Carlos Luís Tavares disse à agência Lusa que a barragem da Aguieira está a descarregar e, por isso, enquanto a pressão no rio Mondego não diminui e com toda a água que está a ir para os campos agrícolas, a maior preocupação é o concelho de Montemor-o-Velho e a localidade da Ereira, que está isolada há alguns dias neste concelho.

"Mas também continuamos preocupados com as margens direita e esquerda [do rio Mondego, entre Coimbra e Montemor-o-Velho], porque não estamos livres da possibilidade de rebentamento dos diques. As pessoas têm de estar muito atentas", apelou.

A Proteção Civil informou hoje que está a ser reforçado um conjunto de barreiras no rio Velho, em Montemor-o-Velho, e que está a acompanhar a situação no rio Mondego em alerta máximo.

O comandante nacional da Proteção Civil, Mário Silvestre, disse, em conferência de imprensa, que o rio Velho [do Mondego] "está a ser reforçado com um conjunto de barreiras para que, se houver algum problema naquele rio, não haja qualquer comprometimento para a população de Montemor-o-Velho".
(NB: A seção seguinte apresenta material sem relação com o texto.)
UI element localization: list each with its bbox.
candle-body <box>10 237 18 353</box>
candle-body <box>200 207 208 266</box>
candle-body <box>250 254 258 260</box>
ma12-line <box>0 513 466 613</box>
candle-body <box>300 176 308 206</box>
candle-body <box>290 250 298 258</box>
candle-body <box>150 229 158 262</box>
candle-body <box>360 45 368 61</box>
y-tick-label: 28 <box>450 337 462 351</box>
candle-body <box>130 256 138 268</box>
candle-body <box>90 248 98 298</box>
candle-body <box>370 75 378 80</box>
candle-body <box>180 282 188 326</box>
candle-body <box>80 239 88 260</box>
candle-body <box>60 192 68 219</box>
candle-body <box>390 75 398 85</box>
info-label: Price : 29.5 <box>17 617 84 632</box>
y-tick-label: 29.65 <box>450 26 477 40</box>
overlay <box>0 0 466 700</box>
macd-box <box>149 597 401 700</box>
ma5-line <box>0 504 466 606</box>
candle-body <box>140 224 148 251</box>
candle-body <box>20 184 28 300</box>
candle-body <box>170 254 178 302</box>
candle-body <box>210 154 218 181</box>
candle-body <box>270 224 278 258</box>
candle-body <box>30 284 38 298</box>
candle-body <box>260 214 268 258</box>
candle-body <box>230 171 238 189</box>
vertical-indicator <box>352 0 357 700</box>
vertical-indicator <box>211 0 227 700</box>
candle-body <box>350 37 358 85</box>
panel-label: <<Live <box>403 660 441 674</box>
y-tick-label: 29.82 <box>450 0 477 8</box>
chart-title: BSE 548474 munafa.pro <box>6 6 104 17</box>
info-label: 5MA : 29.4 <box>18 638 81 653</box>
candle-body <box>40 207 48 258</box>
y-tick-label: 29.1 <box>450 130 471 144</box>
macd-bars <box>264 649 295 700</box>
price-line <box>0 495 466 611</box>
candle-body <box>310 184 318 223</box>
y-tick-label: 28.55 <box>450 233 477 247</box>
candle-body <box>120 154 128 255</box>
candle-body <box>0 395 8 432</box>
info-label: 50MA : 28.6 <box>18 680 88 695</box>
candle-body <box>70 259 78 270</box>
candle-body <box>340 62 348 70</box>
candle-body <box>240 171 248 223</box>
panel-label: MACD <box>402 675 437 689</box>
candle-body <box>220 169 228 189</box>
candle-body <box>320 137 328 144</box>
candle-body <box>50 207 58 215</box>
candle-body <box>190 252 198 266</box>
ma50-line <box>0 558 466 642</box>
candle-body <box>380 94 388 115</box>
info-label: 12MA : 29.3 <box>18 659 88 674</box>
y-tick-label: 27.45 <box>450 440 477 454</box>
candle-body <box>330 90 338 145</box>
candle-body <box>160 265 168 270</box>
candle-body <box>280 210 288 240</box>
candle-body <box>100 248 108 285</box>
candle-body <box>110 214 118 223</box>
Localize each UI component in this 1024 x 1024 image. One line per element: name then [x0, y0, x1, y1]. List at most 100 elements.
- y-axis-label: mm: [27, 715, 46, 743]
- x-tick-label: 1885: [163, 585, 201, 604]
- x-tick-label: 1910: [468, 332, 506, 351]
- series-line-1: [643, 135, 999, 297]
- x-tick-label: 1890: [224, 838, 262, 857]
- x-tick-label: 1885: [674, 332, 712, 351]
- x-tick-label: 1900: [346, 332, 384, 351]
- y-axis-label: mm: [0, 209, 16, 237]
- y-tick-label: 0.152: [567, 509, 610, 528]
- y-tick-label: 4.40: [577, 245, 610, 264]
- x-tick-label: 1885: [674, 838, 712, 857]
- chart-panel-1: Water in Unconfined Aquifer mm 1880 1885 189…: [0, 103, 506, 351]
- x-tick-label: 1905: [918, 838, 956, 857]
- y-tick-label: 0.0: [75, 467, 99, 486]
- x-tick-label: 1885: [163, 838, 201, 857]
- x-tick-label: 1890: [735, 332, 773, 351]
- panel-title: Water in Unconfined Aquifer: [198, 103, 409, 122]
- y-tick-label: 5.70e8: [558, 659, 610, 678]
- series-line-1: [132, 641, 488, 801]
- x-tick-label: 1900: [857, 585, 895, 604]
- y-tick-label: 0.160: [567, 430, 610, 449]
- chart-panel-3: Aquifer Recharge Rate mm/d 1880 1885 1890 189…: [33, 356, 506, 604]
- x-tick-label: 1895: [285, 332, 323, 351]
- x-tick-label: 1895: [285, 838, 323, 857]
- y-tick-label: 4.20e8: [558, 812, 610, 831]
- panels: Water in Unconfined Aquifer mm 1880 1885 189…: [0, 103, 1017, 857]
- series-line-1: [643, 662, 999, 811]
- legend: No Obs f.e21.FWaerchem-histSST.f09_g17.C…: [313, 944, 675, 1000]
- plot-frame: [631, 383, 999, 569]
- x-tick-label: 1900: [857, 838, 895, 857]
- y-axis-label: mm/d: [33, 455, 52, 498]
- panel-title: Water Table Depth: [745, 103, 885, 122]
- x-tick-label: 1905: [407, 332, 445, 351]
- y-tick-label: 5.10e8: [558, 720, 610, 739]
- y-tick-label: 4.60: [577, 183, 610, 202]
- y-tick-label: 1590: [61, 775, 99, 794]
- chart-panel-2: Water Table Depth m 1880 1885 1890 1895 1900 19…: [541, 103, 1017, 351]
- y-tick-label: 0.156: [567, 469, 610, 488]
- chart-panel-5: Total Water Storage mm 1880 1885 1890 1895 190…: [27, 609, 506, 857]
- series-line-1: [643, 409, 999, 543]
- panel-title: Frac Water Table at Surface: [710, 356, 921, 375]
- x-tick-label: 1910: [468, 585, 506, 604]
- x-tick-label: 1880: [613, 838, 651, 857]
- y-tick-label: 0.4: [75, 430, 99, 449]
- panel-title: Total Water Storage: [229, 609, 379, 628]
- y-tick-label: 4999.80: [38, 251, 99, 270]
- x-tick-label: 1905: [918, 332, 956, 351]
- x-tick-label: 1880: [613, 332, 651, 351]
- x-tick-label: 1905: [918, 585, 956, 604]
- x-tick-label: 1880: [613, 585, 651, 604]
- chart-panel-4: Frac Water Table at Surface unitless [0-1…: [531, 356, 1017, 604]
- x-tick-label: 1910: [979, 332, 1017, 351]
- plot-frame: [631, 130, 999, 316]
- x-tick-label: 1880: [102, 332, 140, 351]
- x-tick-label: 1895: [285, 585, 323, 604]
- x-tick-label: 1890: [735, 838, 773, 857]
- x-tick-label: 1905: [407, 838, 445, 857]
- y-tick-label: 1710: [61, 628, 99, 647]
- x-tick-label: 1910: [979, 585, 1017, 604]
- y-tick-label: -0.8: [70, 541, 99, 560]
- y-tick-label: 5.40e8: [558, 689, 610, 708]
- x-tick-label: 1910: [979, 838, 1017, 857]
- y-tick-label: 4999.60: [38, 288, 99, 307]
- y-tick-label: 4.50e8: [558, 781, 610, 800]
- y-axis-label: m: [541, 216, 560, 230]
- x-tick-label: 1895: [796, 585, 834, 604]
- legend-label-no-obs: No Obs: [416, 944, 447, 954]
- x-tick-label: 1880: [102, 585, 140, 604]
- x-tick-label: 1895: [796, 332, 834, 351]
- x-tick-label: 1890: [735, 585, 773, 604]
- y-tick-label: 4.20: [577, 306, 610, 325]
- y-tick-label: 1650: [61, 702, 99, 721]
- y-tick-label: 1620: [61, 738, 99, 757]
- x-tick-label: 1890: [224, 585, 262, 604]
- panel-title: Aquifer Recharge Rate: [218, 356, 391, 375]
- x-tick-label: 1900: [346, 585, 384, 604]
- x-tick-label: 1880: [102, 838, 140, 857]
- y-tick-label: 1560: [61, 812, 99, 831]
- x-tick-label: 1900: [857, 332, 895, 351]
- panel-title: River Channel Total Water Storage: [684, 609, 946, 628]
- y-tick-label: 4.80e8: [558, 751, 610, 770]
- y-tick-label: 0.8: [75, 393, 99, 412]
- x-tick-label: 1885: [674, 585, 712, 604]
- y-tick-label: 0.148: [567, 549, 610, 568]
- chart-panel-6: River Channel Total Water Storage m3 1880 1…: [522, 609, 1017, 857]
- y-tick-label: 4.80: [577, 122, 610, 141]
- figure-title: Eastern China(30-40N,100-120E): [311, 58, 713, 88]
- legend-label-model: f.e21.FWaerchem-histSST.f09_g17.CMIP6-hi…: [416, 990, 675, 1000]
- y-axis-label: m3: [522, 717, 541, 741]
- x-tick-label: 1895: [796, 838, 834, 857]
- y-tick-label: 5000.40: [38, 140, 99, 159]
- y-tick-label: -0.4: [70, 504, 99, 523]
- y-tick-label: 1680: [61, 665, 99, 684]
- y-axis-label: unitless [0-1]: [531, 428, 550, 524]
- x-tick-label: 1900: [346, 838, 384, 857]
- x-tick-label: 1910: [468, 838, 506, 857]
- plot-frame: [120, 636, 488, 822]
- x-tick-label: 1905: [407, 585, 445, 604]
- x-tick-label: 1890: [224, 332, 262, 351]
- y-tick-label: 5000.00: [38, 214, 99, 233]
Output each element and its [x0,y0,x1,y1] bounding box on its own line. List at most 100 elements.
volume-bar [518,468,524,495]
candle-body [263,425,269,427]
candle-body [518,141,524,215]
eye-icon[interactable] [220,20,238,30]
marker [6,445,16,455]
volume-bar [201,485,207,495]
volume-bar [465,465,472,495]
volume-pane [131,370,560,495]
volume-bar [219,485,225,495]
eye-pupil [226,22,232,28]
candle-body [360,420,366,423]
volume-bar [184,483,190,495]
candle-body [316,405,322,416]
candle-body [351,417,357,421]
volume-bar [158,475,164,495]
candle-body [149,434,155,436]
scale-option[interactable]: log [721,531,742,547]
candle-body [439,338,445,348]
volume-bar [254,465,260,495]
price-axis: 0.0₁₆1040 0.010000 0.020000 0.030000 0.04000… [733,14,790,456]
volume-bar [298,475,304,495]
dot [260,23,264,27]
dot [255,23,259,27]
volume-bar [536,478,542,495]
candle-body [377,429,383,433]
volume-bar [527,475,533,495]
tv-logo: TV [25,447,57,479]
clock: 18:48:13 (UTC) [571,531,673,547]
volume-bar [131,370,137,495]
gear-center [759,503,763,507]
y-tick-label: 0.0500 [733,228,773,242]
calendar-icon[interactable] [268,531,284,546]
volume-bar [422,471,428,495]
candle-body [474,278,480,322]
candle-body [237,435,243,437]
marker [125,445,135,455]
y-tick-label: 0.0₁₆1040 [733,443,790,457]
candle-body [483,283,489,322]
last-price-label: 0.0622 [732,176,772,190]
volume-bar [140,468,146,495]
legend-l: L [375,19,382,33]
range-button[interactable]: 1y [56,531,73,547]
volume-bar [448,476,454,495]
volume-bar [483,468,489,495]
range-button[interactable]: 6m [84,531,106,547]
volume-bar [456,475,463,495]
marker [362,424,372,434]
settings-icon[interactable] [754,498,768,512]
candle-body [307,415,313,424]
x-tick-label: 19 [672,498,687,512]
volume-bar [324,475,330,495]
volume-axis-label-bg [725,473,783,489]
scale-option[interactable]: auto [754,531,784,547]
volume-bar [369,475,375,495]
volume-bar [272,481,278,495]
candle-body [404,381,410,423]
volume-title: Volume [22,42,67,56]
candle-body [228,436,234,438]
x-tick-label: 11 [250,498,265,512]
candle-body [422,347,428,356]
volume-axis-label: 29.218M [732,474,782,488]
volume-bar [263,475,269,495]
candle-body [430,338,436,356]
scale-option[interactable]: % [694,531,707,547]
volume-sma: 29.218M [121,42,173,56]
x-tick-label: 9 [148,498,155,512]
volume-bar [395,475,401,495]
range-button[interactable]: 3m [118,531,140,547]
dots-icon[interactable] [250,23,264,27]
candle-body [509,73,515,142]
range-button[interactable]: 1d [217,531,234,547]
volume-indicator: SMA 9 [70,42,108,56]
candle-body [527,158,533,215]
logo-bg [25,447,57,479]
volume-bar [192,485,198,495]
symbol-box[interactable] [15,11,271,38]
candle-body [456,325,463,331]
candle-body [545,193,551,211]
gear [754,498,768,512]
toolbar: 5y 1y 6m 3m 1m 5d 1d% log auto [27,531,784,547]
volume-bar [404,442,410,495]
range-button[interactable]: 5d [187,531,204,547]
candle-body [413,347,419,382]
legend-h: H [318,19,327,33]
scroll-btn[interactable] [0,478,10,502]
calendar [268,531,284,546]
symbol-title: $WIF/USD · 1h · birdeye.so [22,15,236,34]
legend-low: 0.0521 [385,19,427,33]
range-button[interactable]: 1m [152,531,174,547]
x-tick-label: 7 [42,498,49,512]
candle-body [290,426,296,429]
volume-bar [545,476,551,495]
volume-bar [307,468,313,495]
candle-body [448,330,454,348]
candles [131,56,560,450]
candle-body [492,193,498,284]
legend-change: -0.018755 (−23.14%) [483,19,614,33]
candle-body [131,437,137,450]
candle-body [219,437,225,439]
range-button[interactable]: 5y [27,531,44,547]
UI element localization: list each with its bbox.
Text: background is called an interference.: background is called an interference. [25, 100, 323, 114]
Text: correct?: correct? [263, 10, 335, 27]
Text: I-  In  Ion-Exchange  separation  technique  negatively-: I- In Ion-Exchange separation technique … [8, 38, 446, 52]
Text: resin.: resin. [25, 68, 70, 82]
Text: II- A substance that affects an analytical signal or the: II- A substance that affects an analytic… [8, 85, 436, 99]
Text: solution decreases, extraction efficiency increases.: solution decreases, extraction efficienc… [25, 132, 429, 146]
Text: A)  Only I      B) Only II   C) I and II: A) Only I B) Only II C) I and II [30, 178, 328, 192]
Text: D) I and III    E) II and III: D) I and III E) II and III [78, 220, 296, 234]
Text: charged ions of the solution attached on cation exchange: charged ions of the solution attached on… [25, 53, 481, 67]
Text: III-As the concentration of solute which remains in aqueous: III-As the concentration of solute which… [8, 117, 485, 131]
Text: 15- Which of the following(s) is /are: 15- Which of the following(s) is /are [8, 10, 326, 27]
A margem direita do canal principal do rio Mondego partiu-se esta manhã e está a canalizar água para o canal de rega em frente à ETAR de Formoselha (Montemor-o-Velho), disse o presidente da Junta de Freguesia de Santo Varão.

Marcelo Gustavo, presidente da Câmara Municipal de Montemor-o-Velho, explicou à agência Lusa que este canal de rega, que está agora sob pressão de mais água do rio Mondego, também rompeu alguns metros mais a jusante, entre Formoselha (Montemor-o-Velho) e Granja do Ulmeiro (em Soure), e está a distribuir água para os campos agrícolas da margem direita, que já estão sobrecarregados de água.

Este canal de rega, adjacente à margem do rio e entre esta e os campos agrícolas, serve os agricultores, as fábricas de pasta de papel da Figueira da Foz e fornece também água a este último concelho do litoral do distrito de Coimbra.